We’re finally beginning to see signs of spring with the return of rain and increased sunlight. As we transition to much warmer weather, there are a variety of interesting activities to look forward to like spending more time outdoors, saying hello to longer days and enjoying the fresh produce that’s available this season. As the seasons change, so do the foods that are available. With the arrival of spring, we’re presented with an opportunity to enjoy fruits and vegetables like Rhubarb, Asparagus, Kiwi, Beets, Strawberry, and Cherry. You can take a more detailed look at what else is in season in Ontario here. Additionally, there are many economic, environmental and health benefits that can be derived from eating foods that are produced in their respective seasons. In this post, we’ll explore how the seasons – with a little emphasis on spring – change the foods we make and eat.
One of the realities for us with foods today is that we have near unlimited access to a lot of fruits and vegetables no matter what season it is, including the ones that aren’t harvested in their respective season. This can happen for several reasons, like our need for convenience, impatience, and a high consumer culture. In spite of how we feel about these reasons, we can still make efforts to stay in season when it comes to the foods we eat and make. By doing this, we’ll begin to develop a more meaningful connection to the food that ends up on our plates. We hope this post inspires you to explore the true meaning of seasonal eating and see it as something that is greater than the average food trend or fad.
We mentioned earlier how each season has an effect on the foods we make and eat. It’s time to take a deeper look. First off, the climate typically dictates the dishes we make. This may also be caused by the weather also affecting our mood and how we feel, so it makes sense that it plays a role in determining what we want to eat. For example, in the colder months, we may tend to favor foods like soups, root vegetables, dark leafy greens like Kale, and citrus fruits like Lemons and Grapefruit while in the warmer months, we gravitate towards fruits like Summer Squash, Berries, and Watermelons.
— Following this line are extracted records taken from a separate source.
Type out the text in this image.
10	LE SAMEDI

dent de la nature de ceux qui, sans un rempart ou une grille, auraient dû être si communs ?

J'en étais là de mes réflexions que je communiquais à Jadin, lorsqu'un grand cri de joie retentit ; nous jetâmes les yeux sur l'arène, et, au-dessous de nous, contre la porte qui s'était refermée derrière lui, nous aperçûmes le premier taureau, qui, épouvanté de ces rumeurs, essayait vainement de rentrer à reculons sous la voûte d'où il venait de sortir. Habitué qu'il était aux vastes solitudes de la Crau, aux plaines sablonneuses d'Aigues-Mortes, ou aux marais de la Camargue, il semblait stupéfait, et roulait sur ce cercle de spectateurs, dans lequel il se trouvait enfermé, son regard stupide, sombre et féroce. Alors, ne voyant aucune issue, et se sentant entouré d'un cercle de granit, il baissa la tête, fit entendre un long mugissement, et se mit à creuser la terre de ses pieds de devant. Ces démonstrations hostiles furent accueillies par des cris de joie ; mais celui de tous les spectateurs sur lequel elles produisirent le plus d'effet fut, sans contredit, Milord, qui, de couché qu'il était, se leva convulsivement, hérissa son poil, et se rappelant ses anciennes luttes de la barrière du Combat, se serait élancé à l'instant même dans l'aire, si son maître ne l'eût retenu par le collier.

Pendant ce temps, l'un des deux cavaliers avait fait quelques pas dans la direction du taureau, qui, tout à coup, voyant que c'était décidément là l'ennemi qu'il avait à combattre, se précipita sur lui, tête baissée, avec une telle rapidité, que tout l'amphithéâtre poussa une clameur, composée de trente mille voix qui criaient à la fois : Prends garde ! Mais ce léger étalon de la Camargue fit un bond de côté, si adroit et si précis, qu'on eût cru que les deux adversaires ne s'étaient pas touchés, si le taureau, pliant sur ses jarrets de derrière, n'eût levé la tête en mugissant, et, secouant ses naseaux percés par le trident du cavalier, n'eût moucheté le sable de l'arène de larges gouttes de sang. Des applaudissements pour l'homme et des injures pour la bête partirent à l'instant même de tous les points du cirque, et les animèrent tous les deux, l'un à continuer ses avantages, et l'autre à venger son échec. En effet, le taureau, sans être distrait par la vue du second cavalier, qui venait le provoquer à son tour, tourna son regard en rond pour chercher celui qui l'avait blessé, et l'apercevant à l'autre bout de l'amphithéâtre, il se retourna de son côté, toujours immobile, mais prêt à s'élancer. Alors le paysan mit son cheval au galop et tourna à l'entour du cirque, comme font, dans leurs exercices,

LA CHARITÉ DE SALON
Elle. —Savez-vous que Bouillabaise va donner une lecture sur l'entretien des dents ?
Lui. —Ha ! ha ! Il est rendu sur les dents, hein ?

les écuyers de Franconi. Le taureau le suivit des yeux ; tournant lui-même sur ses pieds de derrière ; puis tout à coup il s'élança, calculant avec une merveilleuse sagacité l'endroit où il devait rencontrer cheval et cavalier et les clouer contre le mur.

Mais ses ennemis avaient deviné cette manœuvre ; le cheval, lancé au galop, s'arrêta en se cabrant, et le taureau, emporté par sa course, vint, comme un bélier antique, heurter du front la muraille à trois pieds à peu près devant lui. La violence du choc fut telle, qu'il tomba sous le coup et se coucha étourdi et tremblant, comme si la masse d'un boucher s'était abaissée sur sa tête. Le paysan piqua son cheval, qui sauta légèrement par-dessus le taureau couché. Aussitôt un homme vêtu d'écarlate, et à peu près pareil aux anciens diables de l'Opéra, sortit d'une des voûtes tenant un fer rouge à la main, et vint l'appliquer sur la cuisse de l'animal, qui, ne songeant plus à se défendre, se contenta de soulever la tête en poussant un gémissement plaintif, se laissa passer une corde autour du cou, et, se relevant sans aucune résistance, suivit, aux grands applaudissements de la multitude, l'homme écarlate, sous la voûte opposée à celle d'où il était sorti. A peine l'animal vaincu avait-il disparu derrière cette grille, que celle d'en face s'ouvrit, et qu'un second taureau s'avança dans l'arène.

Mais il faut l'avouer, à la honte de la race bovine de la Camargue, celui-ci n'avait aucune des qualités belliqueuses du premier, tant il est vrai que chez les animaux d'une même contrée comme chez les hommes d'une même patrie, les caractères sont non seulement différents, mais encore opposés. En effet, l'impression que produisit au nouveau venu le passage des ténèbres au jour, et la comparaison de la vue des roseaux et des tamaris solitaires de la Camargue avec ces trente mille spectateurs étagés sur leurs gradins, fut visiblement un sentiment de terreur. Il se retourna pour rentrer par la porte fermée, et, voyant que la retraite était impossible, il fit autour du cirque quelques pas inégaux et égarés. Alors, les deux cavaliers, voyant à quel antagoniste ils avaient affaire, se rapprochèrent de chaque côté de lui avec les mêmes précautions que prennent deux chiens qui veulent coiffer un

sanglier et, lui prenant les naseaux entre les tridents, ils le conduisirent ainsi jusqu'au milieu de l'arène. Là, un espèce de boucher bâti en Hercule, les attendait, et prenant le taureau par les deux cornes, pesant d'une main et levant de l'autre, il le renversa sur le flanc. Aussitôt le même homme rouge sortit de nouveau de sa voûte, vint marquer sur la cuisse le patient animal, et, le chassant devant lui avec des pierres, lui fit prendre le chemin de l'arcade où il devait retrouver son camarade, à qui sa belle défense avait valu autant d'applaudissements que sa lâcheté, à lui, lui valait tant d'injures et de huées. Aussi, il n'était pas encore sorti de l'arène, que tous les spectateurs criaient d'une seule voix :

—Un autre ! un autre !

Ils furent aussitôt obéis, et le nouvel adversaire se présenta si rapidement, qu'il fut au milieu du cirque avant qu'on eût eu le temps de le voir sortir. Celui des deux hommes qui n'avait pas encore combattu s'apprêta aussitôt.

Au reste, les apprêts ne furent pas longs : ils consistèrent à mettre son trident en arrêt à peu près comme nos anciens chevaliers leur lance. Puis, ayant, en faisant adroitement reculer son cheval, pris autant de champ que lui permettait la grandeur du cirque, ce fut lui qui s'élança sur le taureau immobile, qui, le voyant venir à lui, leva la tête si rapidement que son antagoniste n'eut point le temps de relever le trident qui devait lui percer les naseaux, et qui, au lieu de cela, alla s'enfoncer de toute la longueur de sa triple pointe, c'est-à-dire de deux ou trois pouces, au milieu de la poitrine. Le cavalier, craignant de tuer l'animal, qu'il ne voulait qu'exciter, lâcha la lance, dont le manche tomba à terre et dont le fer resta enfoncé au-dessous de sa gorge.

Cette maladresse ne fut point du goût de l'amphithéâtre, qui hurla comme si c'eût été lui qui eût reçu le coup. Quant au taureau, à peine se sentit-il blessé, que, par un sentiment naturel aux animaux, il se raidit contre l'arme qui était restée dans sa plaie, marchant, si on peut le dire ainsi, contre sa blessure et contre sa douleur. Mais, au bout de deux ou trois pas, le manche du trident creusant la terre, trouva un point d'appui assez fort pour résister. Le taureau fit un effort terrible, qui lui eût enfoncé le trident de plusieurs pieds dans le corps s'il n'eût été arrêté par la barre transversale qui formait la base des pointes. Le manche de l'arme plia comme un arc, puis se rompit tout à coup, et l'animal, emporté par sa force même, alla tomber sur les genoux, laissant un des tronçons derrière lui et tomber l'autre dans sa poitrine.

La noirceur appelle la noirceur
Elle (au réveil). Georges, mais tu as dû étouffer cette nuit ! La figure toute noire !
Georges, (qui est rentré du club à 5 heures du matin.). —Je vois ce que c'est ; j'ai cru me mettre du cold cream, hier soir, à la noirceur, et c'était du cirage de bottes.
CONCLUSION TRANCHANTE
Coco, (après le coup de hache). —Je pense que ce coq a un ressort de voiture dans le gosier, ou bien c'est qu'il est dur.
How else are the effects of the seasons manifested in our food choices? The fall/winter season is typically a time when people tend to get sick because the climate is much colder, meaning there’s a much higher vulnerability to getting the flu during this season. With this, we’re prone to heavier, more warmer foods that keep us full and warm us up during those cold months. As we transition into warmer temperatures, our eating habits will change to adapt as well. Additionally, people from different geographical locations are most times conditioned to eat what they eat based on the weather they are predominantly known for. On top of this, we tend to crave different flavors based on what the season is. It’s crazy to think that nature has a way of balancing the environment and taking care of us by providing us with food. The variety that is available to us in all four seasons is truly amazing!
When it comes down to it, there are numerous benefits that can be derived from the foods that are available during each season (fall, winter, spring and summer). Each season offers up a variety of tasty produce, and presents a great opportunity to include seasonal fruits and vegetables into our recipes. One great benefit that can be gained from eating seasonal foods is that the in-season foods are typically fresher and tastier, which means they’ll much likely taste better than they would if you had off-season. Think about it, when foods that have been harvested at the right time are consumed, you’re gaining more nutritional value from those foods. If we get into the habit of eating foods harvested in their respective seasons, we’ll begin to reduce our dependency on foods that have traveled overseas to get to us because there aren’t any guarantees about the kinds of sprays and chemicals that may have been used to get them to specific destinations. The practice of reducing the mileage of food travel really highlights the environmental benefits of seasonal eating – there are several factors at play here and each one has the potential to be influenced positively (i.e. reducing transportation of food from overseas might reduce fuel use which reduces environmental impact and pollution).
An added benefit of eating what’s in season is support for the foods that come out of our local communities. If you buy locally at a Farmer’s Market, you’re not only supporting local farmers, you’re also playing a role in building up the local economy. If we’re able to reduce dependency on shipped foods, we won’t have to pay high costs for fruits and vegetables, we’re also going to be supporting farmers that are more in tune with the foods that they produce which in turn increases the level of trust that consumers have with what they eat.
It’s really important to point out that eating seasonally isn’t something that happens overnight, it’s a practice that’s going to take a bit of time to get used to and effort to stay consistent with it. We realize that everyone is different and it’s not always possible to buy local or eat seasonally all of the time. Looking at the big picture though, there’s value in deeply examining your current eating and food shopping habits, and finding ways that you can improve those habits wherever there’s an opportunity to do so. For instance, you don’t have to deprive yourself of certain fruits or vegetables under the guise of seasonal eating, however, taking little steps to be educated on the purpose and benefits of seasonal eating can be a great starting point.